Re: Bemchmarks for KTable Joins and Queries

2018-11-04 Thread Tom Szumowski
Wow thank you for the great details. It is very helpful.

We may shoot to try out some benchmarks in the next few weeks. I'll report
back if we find anything notable.

Thanks again!

On Nov 4, 2018 12:53, "Matthias J. Sax"  wrote:

Thanks for the details.

Don't think there is a answer with numbers. You would need to benchmark
this yourself. However, some details:

 - If you query a local store using a key-lookup (ie, point query) is
should be sub-millisecond latency for a high percentile. The read is
either served from the Kafka Streams store cache, or RocksDBs memcache,
or worst case disk. Thus, you can tune it with increases caches and it
depends on your storage hardware (eg, HDD vs SSD). Because of those
factors, it's hard to give a better answer.

 - If you do local range-quries, those are slower (I assume 10x
difference).

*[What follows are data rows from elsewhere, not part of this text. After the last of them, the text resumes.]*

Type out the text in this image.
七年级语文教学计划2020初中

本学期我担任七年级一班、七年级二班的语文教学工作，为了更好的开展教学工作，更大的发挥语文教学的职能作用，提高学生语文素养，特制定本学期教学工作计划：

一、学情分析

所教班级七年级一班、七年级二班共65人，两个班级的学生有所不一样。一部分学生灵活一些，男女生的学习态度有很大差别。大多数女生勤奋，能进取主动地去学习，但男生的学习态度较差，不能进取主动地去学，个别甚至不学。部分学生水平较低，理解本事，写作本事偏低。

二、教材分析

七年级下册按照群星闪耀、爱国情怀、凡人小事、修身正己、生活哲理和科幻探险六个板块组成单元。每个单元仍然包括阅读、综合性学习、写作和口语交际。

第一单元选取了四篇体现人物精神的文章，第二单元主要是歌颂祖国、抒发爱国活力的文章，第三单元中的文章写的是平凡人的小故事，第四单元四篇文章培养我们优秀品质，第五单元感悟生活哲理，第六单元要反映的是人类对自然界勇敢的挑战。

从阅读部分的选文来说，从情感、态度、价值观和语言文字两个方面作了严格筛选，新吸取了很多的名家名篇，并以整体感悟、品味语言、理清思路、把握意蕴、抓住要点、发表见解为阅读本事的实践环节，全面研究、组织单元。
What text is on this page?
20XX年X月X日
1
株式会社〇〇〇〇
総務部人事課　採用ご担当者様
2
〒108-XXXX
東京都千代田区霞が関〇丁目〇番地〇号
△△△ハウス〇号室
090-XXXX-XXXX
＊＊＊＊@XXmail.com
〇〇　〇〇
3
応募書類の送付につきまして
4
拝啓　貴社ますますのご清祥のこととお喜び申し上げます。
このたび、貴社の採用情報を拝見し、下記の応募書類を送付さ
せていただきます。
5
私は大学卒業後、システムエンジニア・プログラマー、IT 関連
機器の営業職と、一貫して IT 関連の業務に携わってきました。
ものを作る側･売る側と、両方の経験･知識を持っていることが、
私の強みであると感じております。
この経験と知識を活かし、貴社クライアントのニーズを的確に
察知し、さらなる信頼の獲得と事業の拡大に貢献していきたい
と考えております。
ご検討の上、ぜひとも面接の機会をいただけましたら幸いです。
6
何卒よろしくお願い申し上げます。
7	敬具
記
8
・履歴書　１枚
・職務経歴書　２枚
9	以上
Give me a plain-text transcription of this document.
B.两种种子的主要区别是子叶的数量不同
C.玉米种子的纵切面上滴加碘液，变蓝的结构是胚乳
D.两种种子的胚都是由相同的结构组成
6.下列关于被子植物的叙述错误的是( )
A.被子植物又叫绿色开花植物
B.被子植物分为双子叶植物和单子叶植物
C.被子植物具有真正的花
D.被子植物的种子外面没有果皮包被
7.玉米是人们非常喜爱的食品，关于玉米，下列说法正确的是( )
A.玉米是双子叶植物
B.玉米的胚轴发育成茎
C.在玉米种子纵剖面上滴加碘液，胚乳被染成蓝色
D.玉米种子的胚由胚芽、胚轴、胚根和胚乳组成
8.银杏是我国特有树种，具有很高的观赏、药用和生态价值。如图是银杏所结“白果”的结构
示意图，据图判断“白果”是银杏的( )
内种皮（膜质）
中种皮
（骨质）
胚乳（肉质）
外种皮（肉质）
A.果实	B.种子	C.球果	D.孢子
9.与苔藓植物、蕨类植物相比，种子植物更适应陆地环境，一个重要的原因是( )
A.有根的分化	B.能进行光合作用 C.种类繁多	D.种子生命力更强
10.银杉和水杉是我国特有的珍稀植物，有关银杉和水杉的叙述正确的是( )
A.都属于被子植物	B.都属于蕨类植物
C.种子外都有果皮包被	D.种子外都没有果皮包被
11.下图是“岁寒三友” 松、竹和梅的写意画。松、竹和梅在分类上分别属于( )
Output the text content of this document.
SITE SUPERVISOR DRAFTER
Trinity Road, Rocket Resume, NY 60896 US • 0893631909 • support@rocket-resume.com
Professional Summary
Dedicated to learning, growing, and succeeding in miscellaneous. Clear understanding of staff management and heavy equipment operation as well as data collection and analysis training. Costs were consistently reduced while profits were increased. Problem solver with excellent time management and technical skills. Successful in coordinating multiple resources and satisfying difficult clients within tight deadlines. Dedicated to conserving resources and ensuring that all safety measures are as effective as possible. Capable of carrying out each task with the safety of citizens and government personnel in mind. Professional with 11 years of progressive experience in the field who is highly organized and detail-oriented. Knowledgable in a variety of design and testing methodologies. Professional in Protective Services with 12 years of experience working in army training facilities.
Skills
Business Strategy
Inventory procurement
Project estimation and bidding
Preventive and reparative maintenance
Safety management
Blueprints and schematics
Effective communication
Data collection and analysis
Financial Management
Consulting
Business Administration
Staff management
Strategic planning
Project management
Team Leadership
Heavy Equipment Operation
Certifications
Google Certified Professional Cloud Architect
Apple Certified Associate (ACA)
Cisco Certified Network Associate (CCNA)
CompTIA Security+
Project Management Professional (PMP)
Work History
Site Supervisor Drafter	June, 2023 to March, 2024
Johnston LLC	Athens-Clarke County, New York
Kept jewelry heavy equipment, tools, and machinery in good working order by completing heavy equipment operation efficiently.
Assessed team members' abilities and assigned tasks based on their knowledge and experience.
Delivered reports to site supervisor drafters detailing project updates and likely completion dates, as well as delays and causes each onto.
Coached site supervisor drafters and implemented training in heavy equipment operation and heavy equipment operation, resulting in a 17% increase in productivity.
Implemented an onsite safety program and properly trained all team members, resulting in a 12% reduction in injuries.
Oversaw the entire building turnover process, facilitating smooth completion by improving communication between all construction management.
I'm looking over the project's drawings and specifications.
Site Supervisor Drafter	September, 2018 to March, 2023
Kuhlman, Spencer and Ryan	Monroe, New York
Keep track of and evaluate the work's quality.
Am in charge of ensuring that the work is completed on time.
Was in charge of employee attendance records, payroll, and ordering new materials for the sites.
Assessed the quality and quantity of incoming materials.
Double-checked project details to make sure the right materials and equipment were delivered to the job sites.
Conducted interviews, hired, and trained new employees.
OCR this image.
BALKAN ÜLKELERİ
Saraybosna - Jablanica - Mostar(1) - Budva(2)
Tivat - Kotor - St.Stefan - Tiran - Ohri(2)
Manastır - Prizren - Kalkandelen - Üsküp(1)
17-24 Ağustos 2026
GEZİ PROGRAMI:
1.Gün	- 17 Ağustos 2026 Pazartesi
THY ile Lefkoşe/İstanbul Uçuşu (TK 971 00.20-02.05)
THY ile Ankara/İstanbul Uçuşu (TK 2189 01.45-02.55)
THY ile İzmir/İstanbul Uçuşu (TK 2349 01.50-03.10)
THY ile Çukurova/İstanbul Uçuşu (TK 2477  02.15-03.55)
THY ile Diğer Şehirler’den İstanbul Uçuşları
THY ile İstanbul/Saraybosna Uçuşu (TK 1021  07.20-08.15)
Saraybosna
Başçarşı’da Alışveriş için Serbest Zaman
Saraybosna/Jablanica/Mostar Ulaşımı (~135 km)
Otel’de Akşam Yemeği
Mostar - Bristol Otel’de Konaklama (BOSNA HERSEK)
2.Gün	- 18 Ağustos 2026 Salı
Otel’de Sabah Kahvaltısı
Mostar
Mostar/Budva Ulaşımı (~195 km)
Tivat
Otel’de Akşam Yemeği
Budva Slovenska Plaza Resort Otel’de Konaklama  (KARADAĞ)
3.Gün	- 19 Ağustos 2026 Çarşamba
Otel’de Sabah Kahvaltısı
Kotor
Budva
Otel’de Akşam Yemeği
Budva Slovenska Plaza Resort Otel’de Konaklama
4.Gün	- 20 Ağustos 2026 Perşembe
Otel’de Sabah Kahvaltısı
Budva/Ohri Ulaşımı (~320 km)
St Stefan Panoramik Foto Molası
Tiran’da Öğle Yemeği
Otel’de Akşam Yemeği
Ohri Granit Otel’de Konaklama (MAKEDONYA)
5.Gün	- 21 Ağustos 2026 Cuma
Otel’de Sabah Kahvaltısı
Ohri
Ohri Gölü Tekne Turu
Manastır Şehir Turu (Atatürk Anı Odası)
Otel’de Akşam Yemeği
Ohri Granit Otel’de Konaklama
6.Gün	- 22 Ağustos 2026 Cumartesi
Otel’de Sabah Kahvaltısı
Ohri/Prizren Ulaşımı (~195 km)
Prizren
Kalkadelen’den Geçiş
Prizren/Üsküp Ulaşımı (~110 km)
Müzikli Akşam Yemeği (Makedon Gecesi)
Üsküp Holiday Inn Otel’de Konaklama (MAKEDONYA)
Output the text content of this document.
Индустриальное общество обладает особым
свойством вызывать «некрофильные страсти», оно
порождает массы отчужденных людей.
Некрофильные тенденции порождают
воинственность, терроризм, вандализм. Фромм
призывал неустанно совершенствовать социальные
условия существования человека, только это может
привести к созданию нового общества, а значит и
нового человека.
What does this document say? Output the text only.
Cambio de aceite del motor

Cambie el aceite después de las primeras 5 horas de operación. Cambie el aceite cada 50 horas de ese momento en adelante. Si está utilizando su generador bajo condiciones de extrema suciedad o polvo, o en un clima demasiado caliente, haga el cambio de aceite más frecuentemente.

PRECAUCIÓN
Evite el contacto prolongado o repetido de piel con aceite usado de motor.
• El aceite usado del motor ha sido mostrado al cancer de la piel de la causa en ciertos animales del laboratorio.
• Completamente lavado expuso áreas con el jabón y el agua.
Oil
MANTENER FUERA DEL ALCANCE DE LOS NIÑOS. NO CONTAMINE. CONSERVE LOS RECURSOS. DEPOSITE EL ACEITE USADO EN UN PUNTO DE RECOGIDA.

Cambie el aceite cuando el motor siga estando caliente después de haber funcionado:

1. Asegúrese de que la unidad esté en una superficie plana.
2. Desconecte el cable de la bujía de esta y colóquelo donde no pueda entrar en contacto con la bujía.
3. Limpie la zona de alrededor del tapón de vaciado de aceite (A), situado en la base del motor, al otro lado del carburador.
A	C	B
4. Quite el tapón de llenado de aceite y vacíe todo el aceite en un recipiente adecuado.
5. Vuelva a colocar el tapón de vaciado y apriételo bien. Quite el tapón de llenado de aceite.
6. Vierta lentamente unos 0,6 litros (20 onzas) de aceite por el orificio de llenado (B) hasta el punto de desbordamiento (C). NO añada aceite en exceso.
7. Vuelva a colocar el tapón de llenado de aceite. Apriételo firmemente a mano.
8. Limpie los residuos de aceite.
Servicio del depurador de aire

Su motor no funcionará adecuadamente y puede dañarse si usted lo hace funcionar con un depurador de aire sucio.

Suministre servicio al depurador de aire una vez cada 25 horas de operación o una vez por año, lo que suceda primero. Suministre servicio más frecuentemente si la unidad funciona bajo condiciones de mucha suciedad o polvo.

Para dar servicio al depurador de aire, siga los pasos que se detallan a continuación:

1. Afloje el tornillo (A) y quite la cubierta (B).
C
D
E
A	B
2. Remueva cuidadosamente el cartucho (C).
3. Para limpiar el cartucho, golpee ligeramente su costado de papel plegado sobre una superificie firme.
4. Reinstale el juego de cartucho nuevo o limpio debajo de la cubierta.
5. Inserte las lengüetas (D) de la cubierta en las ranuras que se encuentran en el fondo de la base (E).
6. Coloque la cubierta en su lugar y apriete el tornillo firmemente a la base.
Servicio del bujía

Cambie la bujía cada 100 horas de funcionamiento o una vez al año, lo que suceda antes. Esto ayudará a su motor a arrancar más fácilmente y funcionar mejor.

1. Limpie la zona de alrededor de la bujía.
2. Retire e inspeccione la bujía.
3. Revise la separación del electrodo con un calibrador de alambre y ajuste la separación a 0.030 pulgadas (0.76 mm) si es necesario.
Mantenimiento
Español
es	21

But again, you would need to benchmark to get more details
as it depends on your hardware and configuration.

 - For querying remote stores: Kafka Streams only provides the basic
building blocks, and it's your application that implement the actual
routing and network communication. Thus, it depends mainly on your own
code. All metadata about all stores is exchanged in every rebalance, and
thus, for each instance it's either a local lookup, or one network hop
to the hosting instance of a key (it's always one hop for 5, 10, or 100)
instances (but it's your own code the implements this) for point-queries.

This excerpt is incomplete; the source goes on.